Working with Git

Ryan Schmidt ryandesign at macports.org
Thu Oct 6 04:15:54 PDT 2016


On Oct 6, 2016, at 06:09, Chris Jones <jonesc at hep.phy.cam.ac.uk> wrote:
> 
> 
> 
>> On 06/10/16 11:43, Mojca Miklavec wrote:
>> On 6 October 2016 at 09:39, Chris Jones wrote:
>>>> How do I take the user's pull request, make additional changes, and commit
>>>> them to our master?
>>> 
>>> Anyone can commit to the branch created by the user for the pull request. So
>>> you can just checkout that branch yourself, make changes, commit and push
>>> them back to the branch, and thus the merge request.
>> 
>> Interesting, thank you, I didn't know (or think of) that.
>> 
>> My next question was going to be: what happens when user submits a
>> pull request that needs quite a bit of editing? Say that the user
>> first changes all the whitespacing together with content changes and
>> potentially does some other mistakes like increasing epoch for no good
>> reason etc. Of course he can then make another commit that changes
>> that back, but we would end up with super weird history for no good
>> reason unless we take the liberty to modify the commits (heavily)
>> before accepting them.
> 
> I guess one option would be to reject the request, providing information on why, and leave it to the user to fix the issues and resubmit a new request. If they need to they can rebase/revert their local checkout back to before their changes, to remove the bad commits from the history.
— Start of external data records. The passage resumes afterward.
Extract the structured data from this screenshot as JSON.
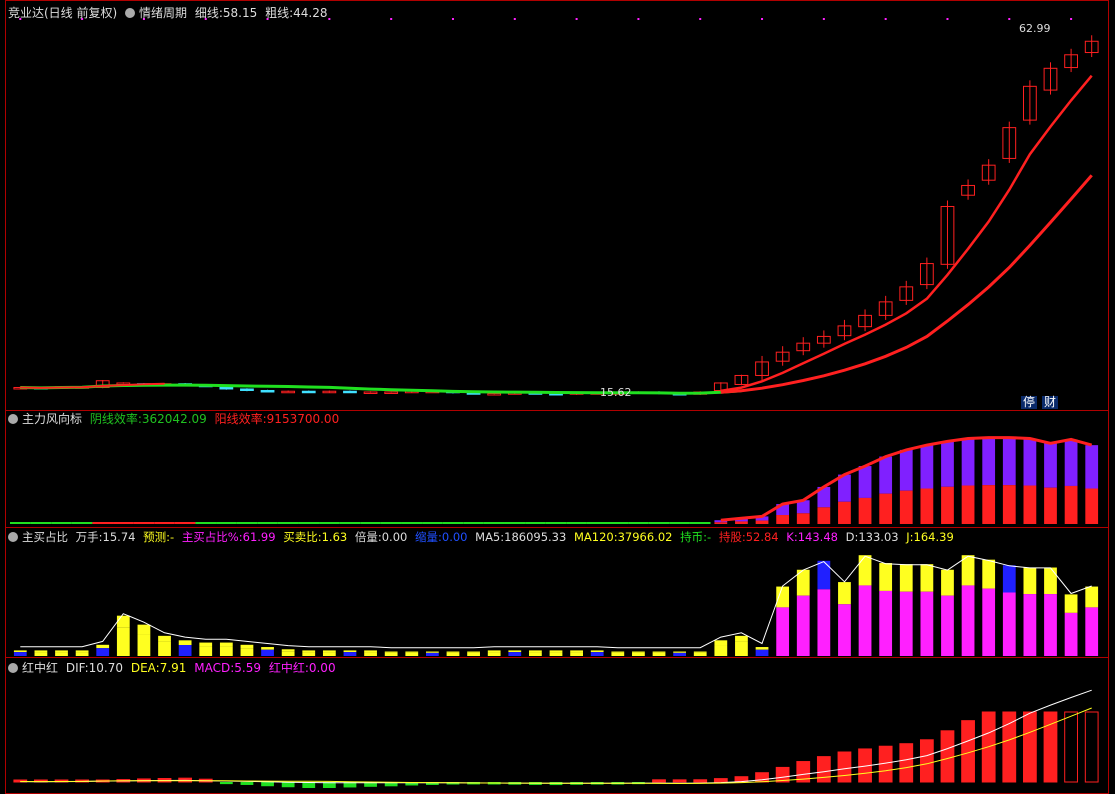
{
  "header": {
    "title": "竞业达(日线 前复权)",
    "indicator_name": "情绪周期",
    "thin_label": "细线:",
    "thin_value": "58.15",
    "thick_label": "粗线:",
    "thick_value": "44.28"
  },
  "price_panel": {
    "high_label": "62.99",
    "low_label": "15.62",
    "badge_1": "停",
    "badge_2": "财"
  },
  "panel2": {
    "name": "主力风向标",
    "yin_label": "阴线效率:",
    "yin_value": "362042.09",
    "yang_label": "阳线效率:",
    "yang_value": "9153700.00"
  },
  "panel3": {
    "name": "主买占比",
    "wanshou_label": "万手:",
    "wanshou_value": "15.74",
    "yuce_label": "预测:",
    "yuce_value": "-",
    "zmzb_label": "主买占比%:",
    "zmzb_value": "61.99",
    "mmb_label": "买卖比:",
    "mmb_value": "1.63",
    "beiliang_label": "倍量:",
    "beiliang_value": "0.00",
    "suoliang_label": "缩量:",
    "suoliang_value": "0.00",
    "ma5_label": "MA5:",
    "ma5_value": "186095.33",
    "ma120_label": "MA120:",
    "ma120_value": "37966.02",
    "chibi_label": "持币:",
    "chibi_value": "-",
    "chigu_label": "持股:",
    "chigu_value": "52.84",
    "k_label": "K:",
    "k_value": "143.48",
    "d_label": "D:",
    "d_value": "133.03",
    "j_label": "J:",
    "j_value": "164.39"
  },
  "panel4": {
    "name": "红中红",
    "dif_label": "DIF:",
    "dif_value": "10.70",
    "dea_label": "DEA:",
    "dea_value": "7.91",
    "macd_label": "MACD:",
    "macd_value": "5.59",
    "hzh_label": "红中红:",
    "hzh_value": "0.00"
  },
  "colors": {
    "up": "#ff2020",
    "down": "#40e0ff",
    "ma_thin": "#ff2020",
    "ma_green": "#20e020",
    "purple": "#8020ff",
    "magenta": "#ff20ff",
    "yellow": "#ffff20",
    "blue": "#2020ff"
  },
  "chart_data": [
    {
      "type": "candlestick",
      "series": "price",
      "x": [
        1,
        2,
        3,
        4,
        5,
        6,
        7,
        8,
        9,
        10,
        11,
        12,
        13,
        14,
        15,
        16,
        17,
        18,
        19,
        20,
        21,
        22,
        23,
        24,
        25,
        26,
        27,
        28,
        29,
        30,
        31,
        32,
        33,
        34,
        35,
        36,
        37,
        38,
        39,
        40,
        41,
        42,
        43,
        44,
        45,
        46,
        47,
        48,
        49,
        50
      ],
      "open": [
        16.3,
        16.4,
        16.3,
        16.5,
        16.4,
        17.0,
        16.9,
        16.8,
        16.9,
        16.7,
        16.5,
        16.2,
        16.0,
        15.9,
        15.9,
        15.8,
        15.9,
        15.8,
        15.8,
        15.8,
        15.9,
        15.9,
        15.7,
        15.6,
        15.6,
        15.7,
        15.6,
        15.5,
        15.7,
        15.7,
        15.7,
        15.8,
        15.6,
        15.5,
        16.0,
        16.8,
        18.0,
        19.9,
        21.3,
        22.3,
        23.3,
        24.5,
        26.0,
        28.0,
        30.1,
        32.8,
        42.0,
        44.0,
        46.9,
        52.0,
        56.0,
        59.0,
        61.0
      ],
      "close": [
        16.4,
        16.3,
        16.5,
        16.5,
        17.3,
        17.0,
        16.8,
        16.9,
        16.7,
        16.6,
        16.2,
        16.0,
        15.9,
        15.9,
        15.8,
        15.9,
        15.8,
        15.8,
        15.8,
        15.9,
        15.9,
        15.7,
        15.6,
        15.6,
        15.7,
        15.6,
        15.5,
        15.7,
        15.7,
        15.7,
        15.8,
        15.6,
        15.5,
        15.8,
        17.0,
        18.0,
        19.8,
        21.1,
        22.3,
        23.2,
        24.6,
        26.0,
        27.8,
        29.8,
        32.9,
        40.5,
        43.3,
        46.0,
        51.0,
        56.5,
        58.9,
        60.7,
        62.5
      ],
      "high_label": 62.99,
      "low_label": 15.62
    },
    {
      "type": "line",
      "series": "emotion_cycle",
      "names": [
        "细线",
        "粗线"
      ],
      "last_values": [
        58.15,
        44.28
      ]
    },
    {
      "type": "bar",
      "series": "主力风向标",
      "values": [
        0.01,
        0.01,
        0.01,
        0.02,
        0.02,
        0.02,
        0.02,
        0.02,
        0.02,
        0.02,
        0.02,
        0.02,
        0.02,
        0.02,
        0.02,
        0.01,
        0.01,
        0.01,
        0.01,
        0.01,
        0.01,
        0.01,
        0.01,
        0.01,
        0.01,
        0.01,
        0.01,
        0.01,
        0.01,
        0.01,
        0.01,
        0.01,
        0.01,
        0.01,
        0.04,
        0.06,
        0.08,
        0.21,
        0.25,
        0.39,
        0.52,
        0.61,
        0.71,
        0.78,
        0.83,
        0.87,
        0.9,
        0.91,
        0.91,
        0.9,
        0.85,
        0.89,
        0.83,
        0.73
      ]
    },
    {
      "type": "bar",
      "series": "主买占比",
      "values": [
        0.05,
        0.05,
        0.05,
        0.05,
        0.1,
        0.36,
        0.28,
        0.18,
        0.14,
        0.12,
        0.12,
        0.1,
        0.08,
        0.06,
        0.05,
        0.05,
        0.05,
        0.05,
        0.04,
        0.04,
        0.04,
        0.04,
        0.04,
        0.05,
        0.05,
        0.05,
        0.05,
        0.05,
        0.05,
        0.04,
        0.04,
        0.04,
        0.04,
        0.04,
        0.14,
        0.18,
        0.08,
        0.62,
        0.77,
        0.85,
        0.66,
        0.9,
        0.83,
        0.82,
        0.82,
        0.77,
        0.9,
        0.86,
        0.81,
        0.79,
        0.79,
        0.55,
        0.62
      ]
    },
    {
      "type": "bar",
      "series": "MACD",
      "dif_last": 10.7,
      "dea_last": 7.91,
      "macd_last": 5.59
    }
  ]
}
I assumed that in such a case, where the contributor is (or we are) making several commits to fix mistakes in a submission, we would use a "squash merge" (?) to combine all the changes in the pull request into a single commit on master. The GitHub web interface provides an option for this. If we want to rebase instead of merge (?) we would need to write up a procedure for how that's accomplished.